GoodNews Everyone! Context driven entity aware captioning for news images

Related tags

Deep LearningGoodNews
Overview

This is the code for a CVPR 2019 paper, called GoodNews Everyone! Context driven entity aware captioning for news images. Enjoy!

Model preview:

GoodNews Model!

Huge Thanks goes to New York Times API for providing such a service for FREE!

Another Thanks to @ruotianluo for providing the captioning code.

Dependencies/Requirements:

pytorch==1.0.0
spacy==2.0.11
h5py==2.7.0
bs4==4.5.3
joblib==0.12.2
nltk==3.2.3
tqdm==4.19.5
urllib2==2.7
goose==1.0.25
urlparse
unidecode

Introduction

We took the first steps to move the captioning systems to interpretation (see the paper for more detail). To this end, we have used New York Times API to retrieve the articles, images and captions.

The structure of this repo is as follows:

  1. Getting the data
  2. Cleaning and formating the data
  3. How to train models

Get the data

You have 3 options to get the data.

Images only

If you want to download the images only and directly start working on the same dataset as ours, then download the cleaned version of the dataset without images: article+caption.json and put it to data/ folder and download the img_urls.json and put it in the get_data/get_images_only/ folder.

Then run

python get_images.py --num_thread 16

Then, you will get the images. After that move to Clean and Format Data section.

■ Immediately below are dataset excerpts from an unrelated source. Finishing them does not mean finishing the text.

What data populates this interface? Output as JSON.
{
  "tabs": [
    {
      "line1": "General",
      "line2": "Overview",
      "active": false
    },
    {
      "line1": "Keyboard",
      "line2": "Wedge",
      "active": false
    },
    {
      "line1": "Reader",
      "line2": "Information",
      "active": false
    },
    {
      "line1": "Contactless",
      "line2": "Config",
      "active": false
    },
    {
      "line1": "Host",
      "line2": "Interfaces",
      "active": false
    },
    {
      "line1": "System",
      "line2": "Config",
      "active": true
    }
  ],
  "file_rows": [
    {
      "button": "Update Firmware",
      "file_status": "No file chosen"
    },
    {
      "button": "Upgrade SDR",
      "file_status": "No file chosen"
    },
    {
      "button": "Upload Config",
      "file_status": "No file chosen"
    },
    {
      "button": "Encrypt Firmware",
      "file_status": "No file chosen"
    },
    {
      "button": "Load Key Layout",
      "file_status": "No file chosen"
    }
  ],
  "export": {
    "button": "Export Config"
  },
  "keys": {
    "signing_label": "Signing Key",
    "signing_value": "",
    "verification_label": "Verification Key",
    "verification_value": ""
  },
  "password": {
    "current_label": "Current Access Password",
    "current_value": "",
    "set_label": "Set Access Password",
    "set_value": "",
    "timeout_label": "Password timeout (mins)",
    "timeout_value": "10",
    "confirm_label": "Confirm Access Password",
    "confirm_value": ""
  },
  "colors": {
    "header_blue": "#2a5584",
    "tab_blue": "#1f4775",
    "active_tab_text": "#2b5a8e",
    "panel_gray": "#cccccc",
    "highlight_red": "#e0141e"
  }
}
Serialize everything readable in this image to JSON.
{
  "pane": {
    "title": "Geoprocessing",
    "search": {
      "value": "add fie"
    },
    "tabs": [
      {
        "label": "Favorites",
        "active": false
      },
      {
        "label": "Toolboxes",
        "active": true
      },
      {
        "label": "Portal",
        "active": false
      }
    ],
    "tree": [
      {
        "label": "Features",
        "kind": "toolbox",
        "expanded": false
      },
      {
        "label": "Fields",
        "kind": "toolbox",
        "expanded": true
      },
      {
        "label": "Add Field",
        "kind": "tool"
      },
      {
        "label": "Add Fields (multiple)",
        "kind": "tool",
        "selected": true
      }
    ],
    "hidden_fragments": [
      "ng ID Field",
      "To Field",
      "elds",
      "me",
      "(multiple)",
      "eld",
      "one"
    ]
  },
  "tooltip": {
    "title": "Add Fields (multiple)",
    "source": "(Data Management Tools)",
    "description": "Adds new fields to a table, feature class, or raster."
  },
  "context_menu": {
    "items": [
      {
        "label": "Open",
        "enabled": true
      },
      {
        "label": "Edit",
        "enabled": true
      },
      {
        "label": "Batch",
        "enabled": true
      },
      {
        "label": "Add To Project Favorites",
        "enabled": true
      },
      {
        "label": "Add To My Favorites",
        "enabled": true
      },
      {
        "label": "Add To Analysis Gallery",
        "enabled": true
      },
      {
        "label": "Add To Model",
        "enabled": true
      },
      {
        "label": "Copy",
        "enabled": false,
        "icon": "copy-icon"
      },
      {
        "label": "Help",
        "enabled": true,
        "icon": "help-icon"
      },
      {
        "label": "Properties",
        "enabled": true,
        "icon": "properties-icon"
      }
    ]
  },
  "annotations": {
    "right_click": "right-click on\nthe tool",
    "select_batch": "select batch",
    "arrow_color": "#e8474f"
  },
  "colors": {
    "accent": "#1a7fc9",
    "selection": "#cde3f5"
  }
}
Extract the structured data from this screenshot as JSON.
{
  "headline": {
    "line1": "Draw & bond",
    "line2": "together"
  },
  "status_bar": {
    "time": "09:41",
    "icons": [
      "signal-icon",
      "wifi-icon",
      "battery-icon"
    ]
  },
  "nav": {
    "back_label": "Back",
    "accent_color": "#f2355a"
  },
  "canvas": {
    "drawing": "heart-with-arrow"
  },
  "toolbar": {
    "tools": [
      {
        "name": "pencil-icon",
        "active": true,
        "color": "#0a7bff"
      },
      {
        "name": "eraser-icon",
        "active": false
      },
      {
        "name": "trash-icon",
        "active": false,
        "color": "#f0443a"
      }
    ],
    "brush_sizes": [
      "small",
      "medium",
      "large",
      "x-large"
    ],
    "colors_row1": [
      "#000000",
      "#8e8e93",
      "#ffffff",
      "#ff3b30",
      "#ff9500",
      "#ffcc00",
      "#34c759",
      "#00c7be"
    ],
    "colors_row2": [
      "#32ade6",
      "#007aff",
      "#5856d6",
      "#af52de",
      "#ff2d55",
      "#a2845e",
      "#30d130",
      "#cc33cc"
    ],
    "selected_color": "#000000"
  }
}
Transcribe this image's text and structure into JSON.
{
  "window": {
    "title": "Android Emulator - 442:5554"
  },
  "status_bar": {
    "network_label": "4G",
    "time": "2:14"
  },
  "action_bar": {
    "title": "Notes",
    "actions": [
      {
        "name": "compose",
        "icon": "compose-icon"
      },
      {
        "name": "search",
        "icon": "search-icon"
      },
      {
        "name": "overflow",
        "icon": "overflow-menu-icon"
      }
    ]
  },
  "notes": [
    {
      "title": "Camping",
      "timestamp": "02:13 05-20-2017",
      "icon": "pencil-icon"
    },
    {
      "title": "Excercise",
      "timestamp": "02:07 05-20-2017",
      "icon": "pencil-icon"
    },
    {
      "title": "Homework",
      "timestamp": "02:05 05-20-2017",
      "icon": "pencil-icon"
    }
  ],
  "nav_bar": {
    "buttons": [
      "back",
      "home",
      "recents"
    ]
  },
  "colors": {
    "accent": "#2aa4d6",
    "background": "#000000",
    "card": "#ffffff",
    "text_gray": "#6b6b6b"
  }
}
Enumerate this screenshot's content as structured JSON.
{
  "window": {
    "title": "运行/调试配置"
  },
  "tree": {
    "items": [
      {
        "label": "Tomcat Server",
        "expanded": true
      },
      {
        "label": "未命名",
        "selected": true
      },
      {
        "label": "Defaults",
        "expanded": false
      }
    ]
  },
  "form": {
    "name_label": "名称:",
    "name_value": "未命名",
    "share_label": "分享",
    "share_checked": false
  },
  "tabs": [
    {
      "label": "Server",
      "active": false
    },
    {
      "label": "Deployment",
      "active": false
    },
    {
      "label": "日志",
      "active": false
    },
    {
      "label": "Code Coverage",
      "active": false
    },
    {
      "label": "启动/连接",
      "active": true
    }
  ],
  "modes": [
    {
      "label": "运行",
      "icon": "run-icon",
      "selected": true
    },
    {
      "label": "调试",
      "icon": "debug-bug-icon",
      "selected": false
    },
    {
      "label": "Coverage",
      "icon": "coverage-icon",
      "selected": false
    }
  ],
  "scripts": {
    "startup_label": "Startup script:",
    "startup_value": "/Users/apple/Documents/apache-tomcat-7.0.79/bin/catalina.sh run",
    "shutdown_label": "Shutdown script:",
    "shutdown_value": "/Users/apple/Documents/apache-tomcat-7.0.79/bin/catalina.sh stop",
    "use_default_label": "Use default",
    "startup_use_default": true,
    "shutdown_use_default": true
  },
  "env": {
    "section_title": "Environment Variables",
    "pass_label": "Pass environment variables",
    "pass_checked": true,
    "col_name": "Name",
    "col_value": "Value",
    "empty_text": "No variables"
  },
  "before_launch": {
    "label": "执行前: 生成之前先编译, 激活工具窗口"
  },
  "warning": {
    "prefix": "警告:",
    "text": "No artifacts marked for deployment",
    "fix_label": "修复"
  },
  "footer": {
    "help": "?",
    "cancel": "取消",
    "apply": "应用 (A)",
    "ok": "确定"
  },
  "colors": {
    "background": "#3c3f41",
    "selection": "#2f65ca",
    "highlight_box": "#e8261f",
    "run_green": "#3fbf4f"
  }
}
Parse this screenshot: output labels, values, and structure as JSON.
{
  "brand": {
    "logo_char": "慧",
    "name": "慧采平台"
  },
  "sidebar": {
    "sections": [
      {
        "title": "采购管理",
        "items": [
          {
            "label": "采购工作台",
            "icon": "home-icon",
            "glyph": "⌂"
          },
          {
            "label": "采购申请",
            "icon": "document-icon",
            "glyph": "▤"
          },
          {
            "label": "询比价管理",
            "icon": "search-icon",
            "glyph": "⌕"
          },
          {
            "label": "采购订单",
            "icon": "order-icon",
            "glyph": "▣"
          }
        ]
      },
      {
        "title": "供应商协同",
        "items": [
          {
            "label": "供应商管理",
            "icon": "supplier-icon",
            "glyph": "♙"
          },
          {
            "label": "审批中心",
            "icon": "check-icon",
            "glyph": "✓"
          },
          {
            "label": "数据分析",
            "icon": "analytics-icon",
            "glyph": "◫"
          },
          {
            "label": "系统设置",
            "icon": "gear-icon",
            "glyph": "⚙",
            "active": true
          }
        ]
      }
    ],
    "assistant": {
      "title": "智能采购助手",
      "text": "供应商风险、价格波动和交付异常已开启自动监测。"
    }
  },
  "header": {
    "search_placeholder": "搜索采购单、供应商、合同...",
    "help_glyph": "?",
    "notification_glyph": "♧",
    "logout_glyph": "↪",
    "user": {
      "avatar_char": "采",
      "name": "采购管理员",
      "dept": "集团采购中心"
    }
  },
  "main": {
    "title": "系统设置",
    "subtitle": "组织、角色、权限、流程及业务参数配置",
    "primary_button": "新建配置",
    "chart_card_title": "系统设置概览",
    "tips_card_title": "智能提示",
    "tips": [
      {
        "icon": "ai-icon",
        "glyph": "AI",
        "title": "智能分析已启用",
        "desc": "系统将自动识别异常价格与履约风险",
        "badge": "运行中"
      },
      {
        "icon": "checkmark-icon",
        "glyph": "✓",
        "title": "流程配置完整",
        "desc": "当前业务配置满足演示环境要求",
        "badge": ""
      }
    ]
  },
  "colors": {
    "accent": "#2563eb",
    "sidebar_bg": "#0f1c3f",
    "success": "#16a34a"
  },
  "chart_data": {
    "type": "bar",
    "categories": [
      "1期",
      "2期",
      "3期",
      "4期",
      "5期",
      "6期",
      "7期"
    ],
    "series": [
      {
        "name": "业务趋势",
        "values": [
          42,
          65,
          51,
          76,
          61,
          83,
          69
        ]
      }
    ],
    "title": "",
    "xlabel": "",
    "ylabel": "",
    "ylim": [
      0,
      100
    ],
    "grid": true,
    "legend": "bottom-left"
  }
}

PS: I have recieved numerous emails regarding some of the images not present/broken in the img_urls.json. Which is why I decided to put the images on the drive to download in the name of open science. Download all images

Images + articles

If you would like the get the raw version of the article and captions to do your own cleaning and processing, no worries! First download the article_urls and go to folder get_data/with_article_urls/ and run

python get_data_with_urls.py --num_thread 16
python combine_dataset.py 

This will get you the raw version of the caption, articles and also the images. After that move to Clean and Format Data section.

I want more!

As you know, New York Times is huge. Their articles starts from 1881 (It is crazy!) until well today. So in case you want to get ALL the data or expand the data to more years, then first step is go to New York Times API and get an API key. All you have to do is just sign up for the API key.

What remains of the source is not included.